THE DECISION of the House Finance Committee not to put the ‘hidden mortgage’ bill to a plenary meeting of the house before the summer parliamentary recess has been slammed by Interior Minister Socratis Hasikos.
The bill, which was submitted by the government in June, is designed to resolve the situation where those who have bought property are unable to get its Title Deed because the land on which their property was built was mortgaged by the developer who is unable or unwilling to settle the debt, or the transfer has been blocked because the developer owes taxes to the state.
But despite MPs agreeing that these trapped home buyers should be protected, the House Finance Committee decided not to put the bill before parliament for a vote before the summer recess; the delayed ‘hidden mortgage’ bill will now be debated and voted on at an extraordinary plenary session of parliament to be held on 3rd September.
The ‘hidden mortgage’ bill enables the buyer or the seller of the property (who has deposited the relevant contract of sale at the Land Registry), the mortgagee of the property, the lender under the loan agreement with the buyer, the director of a committee to be established by the cabinet, to request the transfer of a property to its purchaser.
The Director of the Land Registry will then review the transfer request and may request evidence enabling him to decide whether the request is legitimate. If the ‘trapped buyer’ has not paid the full sale price, the Director will invite them to deposit the balance of the purchase price into a special account.

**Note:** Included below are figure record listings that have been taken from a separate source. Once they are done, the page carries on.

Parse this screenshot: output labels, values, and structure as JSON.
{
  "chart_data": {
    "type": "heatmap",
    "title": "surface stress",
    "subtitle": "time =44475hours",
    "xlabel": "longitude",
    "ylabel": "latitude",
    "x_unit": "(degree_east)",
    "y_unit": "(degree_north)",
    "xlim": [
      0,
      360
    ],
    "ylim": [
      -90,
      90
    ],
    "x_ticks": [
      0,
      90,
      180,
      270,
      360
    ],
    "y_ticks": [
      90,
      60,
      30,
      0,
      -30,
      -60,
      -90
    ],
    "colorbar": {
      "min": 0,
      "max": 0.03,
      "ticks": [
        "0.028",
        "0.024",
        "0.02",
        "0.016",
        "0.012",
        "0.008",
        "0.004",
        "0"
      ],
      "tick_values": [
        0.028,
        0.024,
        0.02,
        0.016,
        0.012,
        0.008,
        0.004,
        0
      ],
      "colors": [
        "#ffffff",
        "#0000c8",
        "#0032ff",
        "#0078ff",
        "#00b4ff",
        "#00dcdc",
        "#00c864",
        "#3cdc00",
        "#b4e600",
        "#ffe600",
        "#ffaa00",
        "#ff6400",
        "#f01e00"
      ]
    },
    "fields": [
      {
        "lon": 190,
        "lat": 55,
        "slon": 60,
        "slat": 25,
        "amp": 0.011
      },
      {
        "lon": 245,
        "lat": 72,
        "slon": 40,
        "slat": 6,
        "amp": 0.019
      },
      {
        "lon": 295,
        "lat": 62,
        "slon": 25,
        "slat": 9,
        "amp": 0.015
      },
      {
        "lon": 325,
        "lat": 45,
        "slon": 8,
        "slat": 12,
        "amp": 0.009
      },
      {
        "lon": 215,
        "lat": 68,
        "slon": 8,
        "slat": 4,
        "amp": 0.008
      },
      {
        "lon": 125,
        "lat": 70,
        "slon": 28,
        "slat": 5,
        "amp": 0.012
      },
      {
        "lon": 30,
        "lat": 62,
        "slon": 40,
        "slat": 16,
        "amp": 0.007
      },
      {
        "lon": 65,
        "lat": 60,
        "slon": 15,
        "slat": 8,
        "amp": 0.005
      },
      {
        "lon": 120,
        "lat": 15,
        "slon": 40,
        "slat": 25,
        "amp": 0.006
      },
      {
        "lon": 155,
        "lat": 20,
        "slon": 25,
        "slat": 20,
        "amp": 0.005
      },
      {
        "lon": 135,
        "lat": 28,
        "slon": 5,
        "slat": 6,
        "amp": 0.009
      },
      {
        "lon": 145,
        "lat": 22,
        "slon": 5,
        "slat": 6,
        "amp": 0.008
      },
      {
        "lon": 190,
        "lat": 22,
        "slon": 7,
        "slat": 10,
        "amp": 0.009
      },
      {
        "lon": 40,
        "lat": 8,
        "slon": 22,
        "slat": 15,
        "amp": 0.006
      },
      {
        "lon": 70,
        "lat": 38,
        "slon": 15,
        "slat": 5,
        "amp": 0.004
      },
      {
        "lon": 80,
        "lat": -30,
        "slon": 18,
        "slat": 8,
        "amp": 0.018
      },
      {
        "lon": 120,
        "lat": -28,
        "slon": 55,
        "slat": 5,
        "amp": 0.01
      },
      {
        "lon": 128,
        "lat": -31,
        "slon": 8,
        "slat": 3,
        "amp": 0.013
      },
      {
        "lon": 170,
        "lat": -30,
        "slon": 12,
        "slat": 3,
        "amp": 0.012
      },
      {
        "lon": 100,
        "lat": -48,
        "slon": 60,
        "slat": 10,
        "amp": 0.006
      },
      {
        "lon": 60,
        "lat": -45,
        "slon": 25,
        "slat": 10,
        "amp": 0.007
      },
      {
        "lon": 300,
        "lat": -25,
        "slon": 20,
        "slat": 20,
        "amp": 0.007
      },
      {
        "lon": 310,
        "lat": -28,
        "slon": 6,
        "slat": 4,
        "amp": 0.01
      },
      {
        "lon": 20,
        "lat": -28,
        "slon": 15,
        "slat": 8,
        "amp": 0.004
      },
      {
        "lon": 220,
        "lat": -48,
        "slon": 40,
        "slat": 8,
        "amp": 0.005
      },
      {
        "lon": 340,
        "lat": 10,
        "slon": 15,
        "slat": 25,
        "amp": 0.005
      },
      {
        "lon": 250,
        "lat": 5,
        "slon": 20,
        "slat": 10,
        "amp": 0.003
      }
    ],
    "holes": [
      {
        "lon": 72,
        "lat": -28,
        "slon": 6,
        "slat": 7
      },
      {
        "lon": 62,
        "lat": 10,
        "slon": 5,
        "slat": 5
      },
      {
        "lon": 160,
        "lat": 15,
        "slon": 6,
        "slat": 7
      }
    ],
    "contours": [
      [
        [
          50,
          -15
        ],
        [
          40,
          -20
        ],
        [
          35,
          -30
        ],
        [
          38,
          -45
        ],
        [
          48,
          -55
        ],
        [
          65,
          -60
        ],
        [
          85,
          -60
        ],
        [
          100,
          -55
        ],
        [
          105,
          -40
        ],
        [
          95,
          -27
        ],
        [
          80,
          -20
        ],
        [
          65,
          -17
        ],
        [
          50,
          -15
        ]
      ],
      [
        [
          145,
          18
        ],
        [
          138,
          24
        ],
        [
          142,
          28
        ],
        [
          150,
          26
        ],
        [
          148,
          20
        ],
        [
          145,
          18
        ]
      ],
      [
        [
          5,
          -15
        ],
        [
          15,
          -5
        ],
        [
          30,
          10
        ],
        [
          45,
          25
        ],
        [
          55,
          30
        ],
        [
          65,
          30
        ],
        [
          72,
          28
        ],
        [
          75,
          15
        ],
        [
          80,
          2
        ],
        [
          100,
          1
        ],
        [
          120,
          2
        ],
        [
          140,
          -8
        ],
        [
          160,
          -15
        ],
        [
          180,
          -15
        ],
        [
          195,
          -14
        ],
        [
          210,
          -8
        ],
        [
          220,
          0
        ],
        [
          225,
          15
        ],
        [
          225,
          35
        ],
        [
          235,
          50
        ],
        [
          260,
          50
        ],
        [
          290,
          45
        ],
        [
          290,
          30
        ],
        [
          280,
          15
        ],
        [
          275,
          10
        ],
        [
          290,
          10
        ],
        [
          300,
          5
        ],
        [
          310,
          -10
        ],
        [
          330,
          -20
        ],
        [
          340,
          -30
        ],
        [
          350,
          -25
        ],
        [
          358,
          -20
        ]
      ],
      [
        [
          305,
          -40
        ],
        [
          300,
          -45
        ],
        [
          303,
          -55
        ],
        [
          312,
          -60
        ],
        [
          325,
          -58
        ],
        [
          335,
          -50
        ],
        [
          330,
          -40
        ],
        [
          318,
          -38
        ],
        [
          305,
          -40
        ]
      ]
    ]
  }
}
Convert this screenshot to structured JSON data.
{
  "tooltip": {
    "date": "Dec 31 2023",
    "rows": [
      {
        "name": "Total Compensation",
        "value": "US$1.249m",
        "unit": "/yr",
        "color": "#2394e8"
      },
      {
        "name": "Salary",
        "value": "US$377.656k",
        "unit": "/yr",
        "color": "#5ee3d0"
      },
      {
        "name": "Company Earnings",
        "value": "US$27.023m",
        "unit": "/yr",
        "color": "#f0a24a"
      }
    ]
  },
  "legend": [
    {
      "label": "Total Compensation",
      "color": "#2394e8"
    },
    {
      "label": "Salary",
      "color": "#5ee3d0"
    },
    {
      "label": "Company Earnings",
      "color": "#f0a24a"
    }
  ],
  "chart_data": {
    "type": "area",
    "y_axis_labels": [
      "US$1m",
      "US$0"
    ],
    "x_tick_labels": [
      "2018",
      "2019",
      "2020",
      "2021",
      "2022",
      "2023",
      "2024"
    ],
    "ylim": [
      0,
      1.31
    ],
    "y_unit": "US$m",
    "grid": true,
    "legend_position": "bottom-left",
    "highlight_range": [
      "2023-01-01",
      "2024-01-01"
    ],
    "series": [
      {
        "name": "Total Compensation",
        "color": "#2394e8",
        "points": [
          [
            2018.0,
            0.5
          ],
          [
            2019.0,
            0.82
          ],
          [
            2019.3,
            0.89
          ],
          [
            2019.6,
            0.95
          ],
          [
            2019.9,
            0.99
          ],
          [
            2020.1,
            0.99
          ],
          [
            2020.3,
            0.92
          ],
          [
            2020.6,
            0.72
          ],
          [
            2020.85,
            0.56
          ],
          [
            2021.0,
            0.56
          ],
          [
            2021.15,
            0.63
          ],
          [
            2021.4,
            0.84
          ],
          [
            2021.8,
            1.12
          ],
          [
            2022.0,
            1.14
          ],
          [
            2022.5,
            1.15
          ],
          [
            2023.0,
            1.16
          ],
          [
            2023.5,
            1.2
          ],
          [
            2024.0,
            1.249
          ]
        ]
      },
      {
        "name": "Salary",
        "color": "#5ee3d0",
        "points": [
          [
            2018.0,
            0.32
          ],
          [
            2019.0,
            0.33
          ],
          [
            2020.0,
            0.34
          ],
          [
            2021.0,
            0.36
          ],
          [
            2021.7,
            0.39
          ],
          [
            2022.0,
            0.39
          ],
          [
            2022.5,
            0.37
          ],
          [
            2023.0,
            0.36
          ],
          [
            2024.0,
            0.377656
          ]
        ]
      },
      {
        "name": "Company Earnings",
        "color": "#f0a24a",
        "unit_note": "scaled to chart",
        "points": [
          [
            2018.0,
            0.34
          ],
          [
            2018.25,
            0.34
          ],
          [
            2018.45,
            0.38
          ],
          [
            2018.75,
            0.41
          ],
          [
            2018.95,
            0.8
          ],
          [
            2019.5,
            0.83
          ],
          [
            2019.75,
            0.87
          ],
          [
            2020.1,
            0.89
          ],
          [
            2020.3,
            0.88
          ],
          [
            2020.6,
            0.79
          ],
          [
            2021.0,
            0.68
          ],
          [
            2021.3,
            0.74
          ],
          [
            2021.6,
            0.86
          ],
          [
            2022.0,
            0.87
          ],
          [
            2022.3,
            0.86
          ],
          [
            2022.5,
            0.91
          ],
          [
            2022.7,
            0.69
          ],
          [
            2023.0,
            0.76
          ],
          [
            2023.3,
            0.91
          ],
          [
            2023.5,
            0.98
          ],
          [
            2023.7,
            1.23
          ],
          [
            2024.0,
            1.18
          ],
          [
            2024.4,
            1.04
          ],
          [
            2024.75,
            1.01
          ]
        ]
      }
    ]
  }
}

(The actual evidence that may be requested and the procedure for opening a special account to hold any remaining sale price is to be established by the cabinet.)
If a person does not comply with this request for evidence within a specified period, the Director may impose a fine on them of up to €10,000 and a further €100/day until the requested evidence is supplied. But before imposing a fine the Director will advise them of the reason for imposing a fine and request that they make representations to him within 30 days.
Interested persons – the buyer, seller or mortgagee, and those with encumbrances and prohibitions may complain to the Director in cases where (a) The buyer/seller have not completely fulfilled their contractual obligations or (b) the contract of sale between the buyer and seller is invalid.
Assuming all goes well, the Director will invite the buyer to pay the Property Transfer Fees within 30 days. If the buyer fails to pay the Property Transfer Fees within 5 days after the 30 days, the Director will transfer the property into the name of the buyer and will lodge an encumbrance against the ‘new’ title for twice the Property Transfer Fees – or if the purchase is the subject of a loan, the lender may pay the transfer fees.
‘Hidden mortgages’ may be transferred to other property owned by the seller or guarantors. (I understand that the Association of Cyprus Banks objects to this claiming that it will cost the banks €1 billion.)